I stumbled upon a weird bug occurring with both, v5.06 and v5.07 on Windows, when optimisation level -O2 is activated.
What I observed happens in the context of a large project and it seems rather difficult to construct a minimal example, so I just describe what seems to happen using "imaginary" code...
Suppose I have the following function:
typedef struct { ... } some_struct_t; static void do_stuff(void) { some_struct_t data; [...] memset(&data, 0, sizeof(data)); [...] }
Upon function entry, a PUSH {R0-R8, PC} is called. Now I would expect the compiler to update the stack pointer to reserve space for the local data structure, but this does not happen. Instead, the address passed to memset is [Stack Pointer + 4], which results in overwriting the pushed registers on the stack.
The calling function had stored a memory address in R4 before calling do_stuff().
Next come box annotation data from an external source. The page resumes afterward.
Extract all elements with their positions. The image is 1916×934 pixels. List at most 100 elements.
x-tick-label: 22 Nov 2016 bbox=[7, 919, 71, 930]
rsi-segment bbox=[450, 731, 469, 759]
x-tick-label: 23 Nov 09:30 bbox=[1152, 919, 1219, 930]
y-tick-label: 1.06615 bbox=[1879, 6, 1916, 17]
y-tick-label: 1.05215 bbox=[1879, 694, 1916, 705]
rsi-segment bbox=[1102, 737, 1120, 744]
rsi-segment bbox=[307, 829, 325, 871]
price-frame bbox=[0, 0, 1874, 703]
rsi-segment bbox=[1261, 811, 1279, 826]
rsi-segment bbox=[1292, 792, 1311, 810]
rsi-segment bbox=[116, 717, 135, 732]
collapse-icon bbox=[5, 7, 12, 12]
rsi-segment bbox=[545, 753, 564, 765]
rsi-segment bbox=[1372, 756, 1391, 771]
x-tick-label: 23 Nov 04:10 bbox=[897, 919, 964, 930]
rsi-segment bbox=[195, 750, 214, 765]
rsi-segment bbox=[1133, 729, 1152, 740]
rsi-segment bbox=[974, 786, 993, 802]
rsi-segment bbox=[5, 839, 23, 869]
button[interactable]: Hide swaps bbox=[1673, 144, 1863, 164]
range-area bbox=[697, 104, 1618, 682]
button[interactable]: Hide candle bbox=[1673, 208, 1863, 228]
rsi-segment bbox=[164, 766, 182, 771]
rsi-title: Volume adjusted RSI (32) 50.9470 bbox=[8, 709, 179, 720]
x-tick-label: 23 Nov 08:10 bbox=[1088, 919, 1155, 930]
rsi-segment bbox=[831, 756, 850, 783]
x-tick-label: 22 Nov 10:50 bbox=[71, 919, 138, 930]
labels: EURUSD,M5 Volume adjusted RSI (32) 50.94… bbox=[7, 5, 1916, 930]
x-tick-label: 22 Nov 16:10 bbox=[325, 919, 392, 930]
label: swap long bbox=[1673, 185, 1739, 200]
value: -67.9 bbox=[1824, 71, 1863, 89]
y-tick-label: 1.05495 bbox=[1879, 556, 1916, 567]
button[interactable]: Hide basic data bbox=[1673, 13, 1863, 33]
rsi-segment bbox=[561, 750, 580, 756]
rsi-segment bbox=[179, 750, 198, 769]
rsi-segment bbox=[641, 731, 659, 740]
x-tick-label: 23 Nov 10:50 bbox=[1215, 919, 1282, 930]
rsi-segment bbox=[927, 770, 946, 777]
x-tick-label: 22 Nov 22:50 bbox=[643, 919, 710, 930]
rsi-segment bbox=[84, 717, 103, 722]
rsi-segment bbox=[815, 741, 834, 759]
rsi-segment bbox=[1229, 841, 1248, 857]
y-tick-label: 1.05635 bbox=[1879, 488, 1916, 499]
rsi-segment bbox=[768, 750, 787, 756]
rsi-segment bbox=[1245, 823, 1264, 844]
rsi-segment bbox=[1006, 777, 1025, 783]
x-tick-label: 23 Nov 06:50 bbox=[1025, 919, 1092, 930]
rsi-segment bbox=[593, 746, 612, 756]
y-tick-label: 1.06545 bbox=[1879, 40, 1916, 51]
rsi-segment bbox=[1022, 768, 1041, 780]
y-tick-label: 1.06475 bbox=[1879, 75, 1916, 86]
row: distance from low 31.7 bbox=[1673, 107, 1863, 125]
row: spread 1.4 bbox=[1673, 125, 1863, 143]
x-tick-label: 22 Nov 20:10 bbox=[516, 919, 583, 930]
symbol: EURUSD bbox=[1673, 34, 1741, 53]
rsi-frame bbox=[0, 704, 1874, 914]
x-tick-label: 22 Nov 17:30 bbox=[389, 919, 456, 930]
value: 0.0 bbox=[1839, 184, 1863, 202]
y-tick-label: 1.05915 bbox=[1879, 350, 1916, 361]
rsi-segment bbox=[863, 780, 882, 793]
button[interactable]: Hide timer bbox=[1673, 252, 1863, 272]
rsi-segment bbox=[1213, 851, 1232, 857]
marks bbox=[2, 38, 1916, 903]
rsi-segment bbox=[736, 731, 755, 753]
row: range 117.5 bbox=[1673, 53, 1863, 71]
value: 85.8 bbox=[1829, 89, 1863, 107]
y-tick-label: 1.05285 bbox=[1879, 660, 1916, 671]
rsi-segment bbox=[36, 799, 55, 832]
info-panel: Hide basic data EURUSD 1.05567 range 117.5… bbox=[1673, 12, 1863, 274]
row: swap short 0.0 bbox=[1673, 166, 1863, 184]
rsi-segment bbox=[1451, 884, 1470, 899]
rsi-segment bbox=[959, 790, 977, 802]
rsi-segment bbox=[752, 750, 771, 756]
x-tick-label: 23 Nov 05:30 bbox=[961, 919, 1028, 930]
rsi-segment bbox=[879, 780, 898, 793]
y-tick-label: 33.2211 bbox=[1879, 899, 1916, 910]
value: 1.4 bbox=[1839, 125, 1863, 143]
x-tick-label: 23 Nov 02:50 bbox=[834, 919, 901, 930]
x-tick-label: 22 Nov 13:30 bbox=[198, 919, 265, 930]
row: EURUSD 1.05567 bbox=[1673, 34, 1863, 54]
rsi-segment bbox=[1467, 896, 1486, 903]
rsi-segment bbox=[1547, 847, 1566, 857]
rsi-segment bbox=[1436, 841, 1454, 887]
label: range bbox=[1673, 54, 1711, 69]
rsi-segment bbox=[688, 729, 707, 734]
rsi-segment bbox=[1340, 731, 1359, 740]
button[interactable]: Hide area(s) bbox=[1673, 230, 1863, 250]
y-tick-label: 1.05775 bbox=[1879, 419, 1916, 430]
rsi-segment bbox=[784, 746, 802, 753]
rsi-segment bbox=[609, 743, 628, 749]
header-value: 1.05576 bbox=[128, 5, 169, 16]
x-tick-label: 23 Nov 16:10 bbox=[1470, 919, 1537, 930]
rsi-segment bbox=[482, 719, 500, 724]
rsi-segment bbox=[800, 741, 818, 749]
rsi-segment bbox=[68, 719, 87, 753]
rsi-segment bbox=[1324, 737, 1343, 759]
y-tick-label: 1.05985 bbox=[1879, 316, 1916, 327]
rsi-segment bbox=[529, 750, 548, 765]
Upon leaving do_stuff(), POP {R0-R8, LR} is issued and R4 now contains whatever has been written to the data structure at the particular offset, which corresponds to the stacked R4.
Has someone seen this behaviour or has a reasonable explanation for this? To me it kind of looks like a weird code size optimisation gone wrong. Just using PUSH with 10 registers to also reserve some space on the stack. Without more detailed knowledge of how the compiler/optimizer work, I would expect the compiler to not use PUSH to reserve space for local variables, but instead call SUB sp,sp,[number of required bytes] after the PUSH instruction (which is what the compiler seems to normally emit).
I did manage to work around the issue by using an initializer for the struct instead of memset(). This resulted in overwriting of stacked R0-R3 (instead of R1-R4), which *seems* to not cause any issues as the value in stacked R4 *seems* to be the only stacked data actually used after leaving the function, but this leaves me with quite an uneasy feeling as I cannot explain why/when/where this behaviour occurs and can cause any further issues...